This day-long workshop will explore new methods by which conventionally excluded demographics (e.g. women, diverse ethnic, racial and linguistic minorities, etc.) can be included when tracing individuals through different historical records using semi- and fully-automated methods. Three modules build (1) a shared vocabulary, (2) hands-on experience, and (3) insight into current challenges and opportunities in future, emphasising the gains of collaboration between specialists in history, social science, and economics. It will be of interest to researchers who want to design longitudinal experiments which embrace heterogeneity on topics of labour dynamics, human capital formation, and socioeconomic inequality.
After building a shared vocabulary, in the first part of the workshop we will discuss how to test initial databases for bias and design a linking approach which suits the historical context and minimises the impact of irregularities, inconsistencies, and divergences over time and between sources.
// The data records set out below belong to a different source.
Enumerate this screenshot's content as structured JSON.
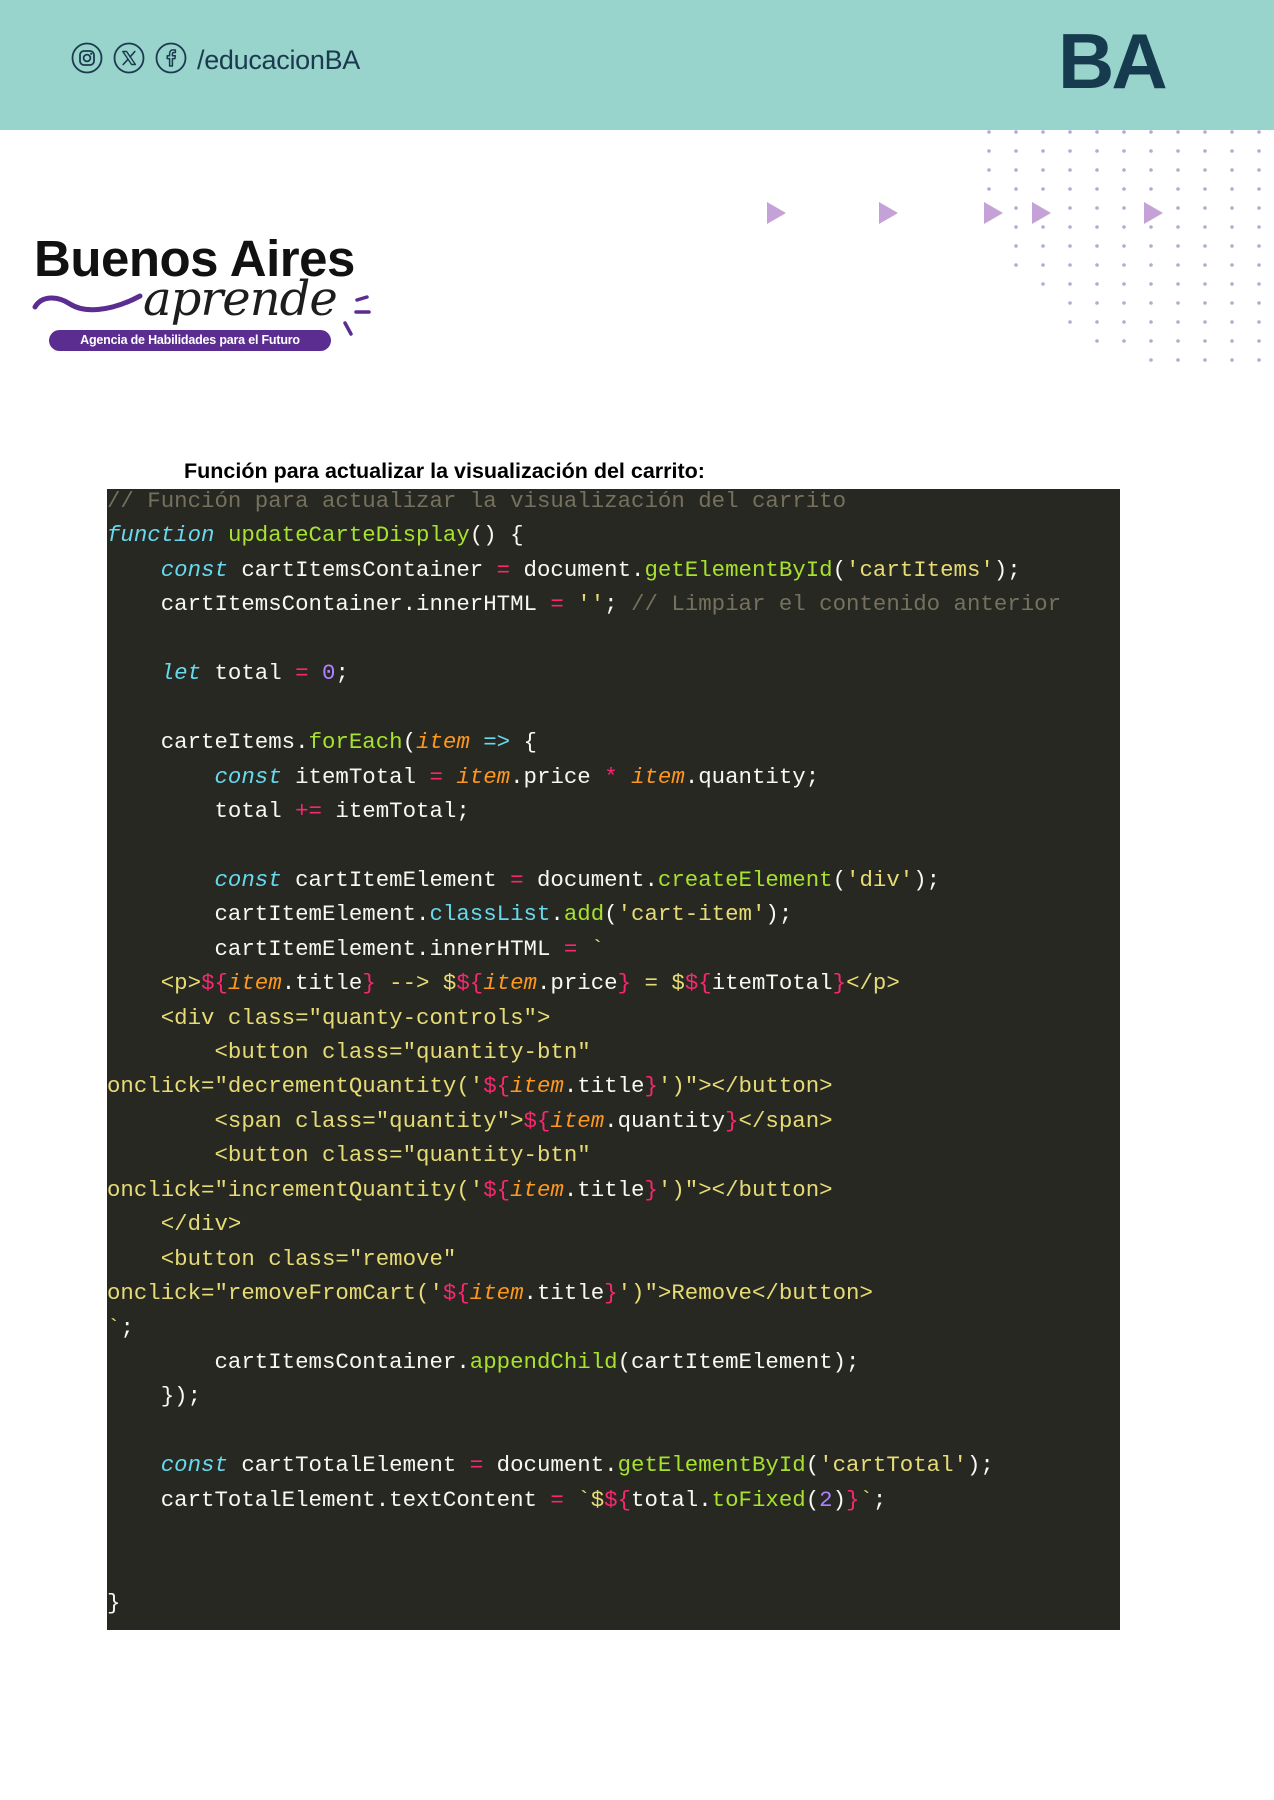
{
  "header": {
    "band_color": "#98d3cc",
    "text_color": "#1c3a4f",
    "logo_color": "#163b4f",
    "social_icons": [
      "instagram-icon",
      "x-icon",
      "facebook-icon"
    ],
    "social_handle": "/educacionBA",
    "logo_text": "BA"
  },
  "brand": {
    "title": "Buenos Aires",
    "script": "aprende",
    "tagline": "Agencia de Habilidades para el Futuro",
    "accent_color": "#5c2d91"
  },
  "decor": {
    "triangle_color": "#c4a2d8",
    "dot_color": "#b9a8cf"
  },
  "section": {
    "heading": "Función para actualizar la visualización del carrito:"
  },
  "code": {
    "language": "javascript",
    "theme": {
      "background": "#272822",
      "text": "#f8f8f2",
      "comment": "#75715e",
      "keyword": "#66d9ef",
      "function": "#a6e22e",
      "operator": "#f92672",
      "string": "#e6db74",
      "number": "#ae81ff",
      "parameter": "#fd971f"
    },
    "lines": [
      [
        [
          "cm",
          "// Función para actualizar la visualización del carrito"
        ]
      ],
      [
        [
          "kw",
          "function"
        ],
        [
          "t",
          " "
        ],
        [
          "fn",
          "updateCarteDisplay"
        ],
        [
          "t",
          "() {"
        ]
      ],
      [
        [
          "t",
          "    "
        ],
        [
          "kw",
          "const"
        ],
        [
          "t",
          " cartItemsContainer "
        ],
        [
          "op",
          "="
        ],
        [
          "t",
          " document."
        ],
        [
          "fn",
          "getElementById"
        ],
        [
          "t",
          "("
        ],
        [
          "str",
          "'cartItems'"
        ],
        [
          "t",
          ");"
        ]
      ],
      [
        [
          "t",
          "    cartItemsContainer.innerHTML "
        ],
        [
          "op",
          "="
        ],
        [
          "t",
          " "
        ],
        [
          "str",
          "''"
        ],
        [
          "t",
          "; "
        ],
        [
          "cm",
          "// Limpiar el contenido anterior"
        ]
      ],
      [],
      [
        [
          "t",
          "    "
        ],
        [
          "kw",
          "let"
        ],
        [
          "t",
          " total "
        ],
        [
          "op",
          "="
        ],
        [
          "t",
          " "
        ],
        [
          "num",
          "0"
        ],
        [
          "t",
          ";"
        ]
      ],
      [],
      [
        [
          "t",
          "    carteItems."
        ],
        [
          "fn",
          "forEach"
        ],
        [
          "t",
          "("
        ],
        [
          "par",
          "item"
        ],
        [
          "t",
          " "
        ],
        [
          "ar",
          "=>"
        ],
        [
          "t",
          " {"
        ]
      ],
      [
        [
          "t",
          "        "
        ],
        [
          "kw",
          "const"
        ],
        [
          "t",
          " itemTotal "
        ],
        [
          "op",
          "="
        ],
        [
          "t",
          " "
        ],
        [
          "par",
          "item"
        ],
        [
          "t",
          ".price "
        ],
        [
          "op",
          "*"
        ],
        [
          "t",
          " "
        ],
        [
          "par",
          "item"
        ],
        [
          "t",
          ".quantity;"
        ]
      ],
      [
        [
          "t",
          "        total "
        ],
        [
          "op",
          "+="
        ],
        [
          "t",
          " itemTotal;"
        ]
      ],
      [],
      [
        [
          "t",
          "        "
        ],
        [
          "kw",
          "const"
        ],
        [
          "t",
          " cartItemElement "
        ],
        [
          "op",
          "="
        ],
        [
          "t",
          " document."
        ],
        [
          "fn",
          "createElement"
        ],
        [
          "t",
          "("
        ],
        [
          "str",
          "'div'"
        ],
        [
          "t",
          ");"
        ]
      ],
      [
        [
          "t",
          "        cartItemElement."
        ],
        [
          "prop",
          "classList"
        ],
        [
          "t",
          "."
        ],
        [
          "fn",
          "add"
        ],
        [
          "t",
          "("
        ],
        [
          "str",
          "'cart-item'"
        ],
        [
          "t",
          ");"
        ]
      ],
      [
        [
          "t",
          "        cartItemElement.innerHTML "
        ],
        [
          "op",
          "="
        ],
        [
          "t",
          " "
        ],
        [
          "str",
          "`"
        ]
      ],
      [
        [
          "str",
          "    <p>"
        ],
        [
          "ip",
          "${"
        ],
        [
          "par",
          "item"
        ],
        [
          "t",
          ".title"
        ],
        [
          "ip",
          "}"
        ],
        [
          "str",
          " --> $"
        ],
        [
          "ip",
          "${"
        ],
        [
          "par",
          "item"
        ],
        [
          "t",
          ".price"
        ],
        [
          "ip",
          "}"
        ],
        [
          "str",
          " = $"
        ],
        [
          "ip",
          "${"
        ],
        [
          "t",
          "itemTotal"
        ],
        [
          "ip",
          "}"
        ],
        [
          "str",
          "</p>"
        ]
      ],
      [
        [
          "str",
          "    <div class=\"quanty-controls\">"
        ]
      ],
      [
        [
          "str",
          "        <button class=\"quantity-btn\""
        ]
      ],
      [
        [
          "str",
          "onclick=\"decrementQuantity('"
        ],
        [
          "ip",
          "${"
        ],
        [
          "par",
          "item"
        ],
        [
          "t",
          ".title"
        ],
        [
          "ip",
          "}"
        ],
        [
          "str",
          "')\"></button>"
        ]
      ],
      [
        [
          "str",
          "        <span class=\"quantity\">"
        ],
        [
          "ip",
          "${"
        ],
        [
          "par",
          "item"
        ],
        [
          "t",
          ".quantity"
        ],
        [
          "ip",
          "}"
        ],
        [
          "str",
          "</span>"
        ]
      ],
      [
        [
          "str",
          "        <button class=\"quantity-btn\""
        ]
      ],
      [
        [
          "str",
          "onclick=\"incrementQuantity('"
        ],
        [
          "ip",
          "${"
        ],
        [
          "par",
          "item"
        ],
        [
          "t",
          ".title"
        ],
        [
          "ip",
          "}"
        ],
        [
          "str",
          "')\"></button>"
        ]
      ],
      [
        [
          "str",
          "    </div>"
        ]
      ],
      [
        [
          "str",
          "    <button class=\"remove\""
        ]
      ],
      [
        [
          "str",
          "onclick=\"removeFromCart('"
        ],
        [
          "ip",
          "${"
        ],
        [
          "par",
          "item"
        ],
        [
          "t",
          ".title"
        ],
        [
          "ip",
          "}"
        ],
        [
          "str",
          "')\">Remove</button>"
        ]
      ],
      [
        [
          "str",
          "`"
        ],
        [
          "t",
          ";"
        ]
      ],
      [
        [
          "t",
          "        cartItemsContainer."
        ],
        [
          "fn",
          "appendChild"
        ],
        [
          "t",
          "(cartItemElement);"
        ]
      ],
      [
        [
          "t",
          "    });"
        ]
      ],
      [],
      [
        [
          "t",
          "    "
        ],
        [
          "kw",
          "const"
        ],
        [
          "t",
          " cartTotalElement "
        ],
        [
          "op",
          "="
        ],
        [
          "t",
          " document."
        ],
        [
          "fn",
          "getElementById"
        ],
        [
          "t",
          "("
        ],
        [
          "str",
          "'cartTotal'"
        ],
        [
          "t",
          ");"
        ]
      ],
      [
        [
          "t",
          "    cartTotalElement.textContent "
        ],
        [
          "op",
          "="
        ],
        [
          "t",
          " "
        ],
        [
          "str",
          "`$"
        ],
        [
          "ip",
          "${"
        ],
        [
          "t",
          "total."
        ],
        [
          "fn",
          "toFixed"
        ],
        [
          "t",
          "("
        ],
        [
          "num",
          "2"
        ],
        [
          "t",
          ")"
        ],
        [
          "ip",
          "}"
        ],
        [
          "str",
          "`"
        ],
        [
          "t",
          ";"
        ]
      ],
      [],
      [],
      [
        [
          "t",
          "}"
        ]
      ]
    ]
  }
}
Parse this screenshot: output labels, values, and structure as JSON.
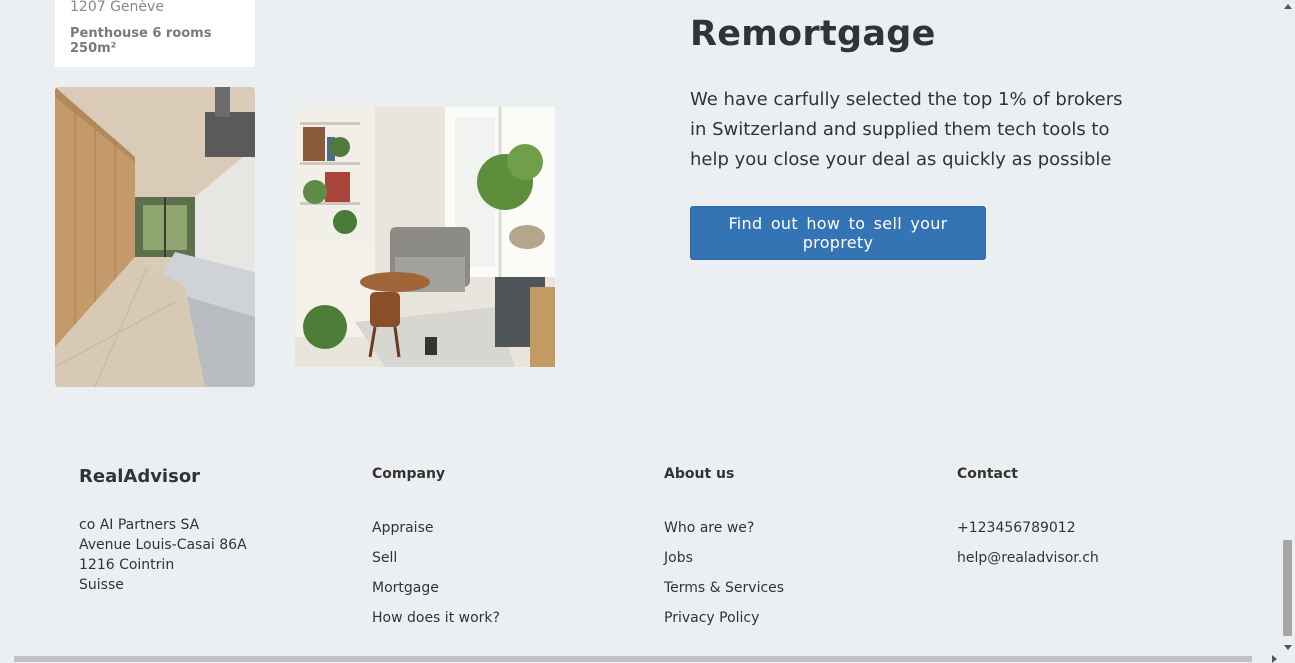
{
  "listing": {
    "address": "1207 Genève",
    "details": "Penthouse 6 rooms 250m²"
  },
  "hero": {
    "title": "Remortgage",
    "text": "We have carfully selected the top 1% of brokers in Switzerland and supplied them tech tools to help you close your deal as quickly as possible",
    "button_label": "Find out how to sell your proprety",
    "button_color": "#3473b4"
  },
  "footer": {
    "brand": "RealAdvisor",
    "address_lines": [
      "co AI Partners SA",
      "Avenue Louis-Casai 86A",
      "1216 Cointrin",
      "Suisse"
    ],
    "company": {
      "title": "Company",
      "links": [
        "Appraise",
        "Sell",
        "Mortgage",
        "How does it work?"
      ]
    },
    "about": {
      "title": "About us",
      "links": [
        "Who are we?",
        "Jobs",
        "Terms & Services",
        "Privacy Policy"
      ]
    },
    "contact": {
      "title": "Contact",
      "links": [
        "+123456789012",
        "help@realadvisor.ch"
      ]
    }
  },
  "colors": {
    "background": "#eceff1",
    "accent": "#3473b4"
  }
}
Together we will evaluate a few typical sets of inclusion/exclusion criteria drawn from the literature which deploy linked cohorts as evidence, and consider the cohorts’ attrition and relevant inclusion rates. In the second part of the workshop, participants will work in interdisciplinary teams to test several (simplified) standard and innovative linking techniques on sample microdata provided by the facilitator. Each team will evaluate their results using metrics of their choice, drawn from the previous module or their own experiences. In the final module, we will explore pushing past the boundaries of conventional microdata, and tackle a selection of current questions, challenges, and concerns raised by participants. We will draw on our shared vocabulary and experience to suggest fruitful paths forward.
The workshop draws on the facilitator’s expertise in linking women and people with ordinary names through 19th century English census microdata to study the impact of gender, class, and immigration on social mobility. Its aim is to demystify automatic linking procedures by providing junior researchers with common vocabulary and experience, and equip them to assess and improve the historical validity of evidentiary cohorts.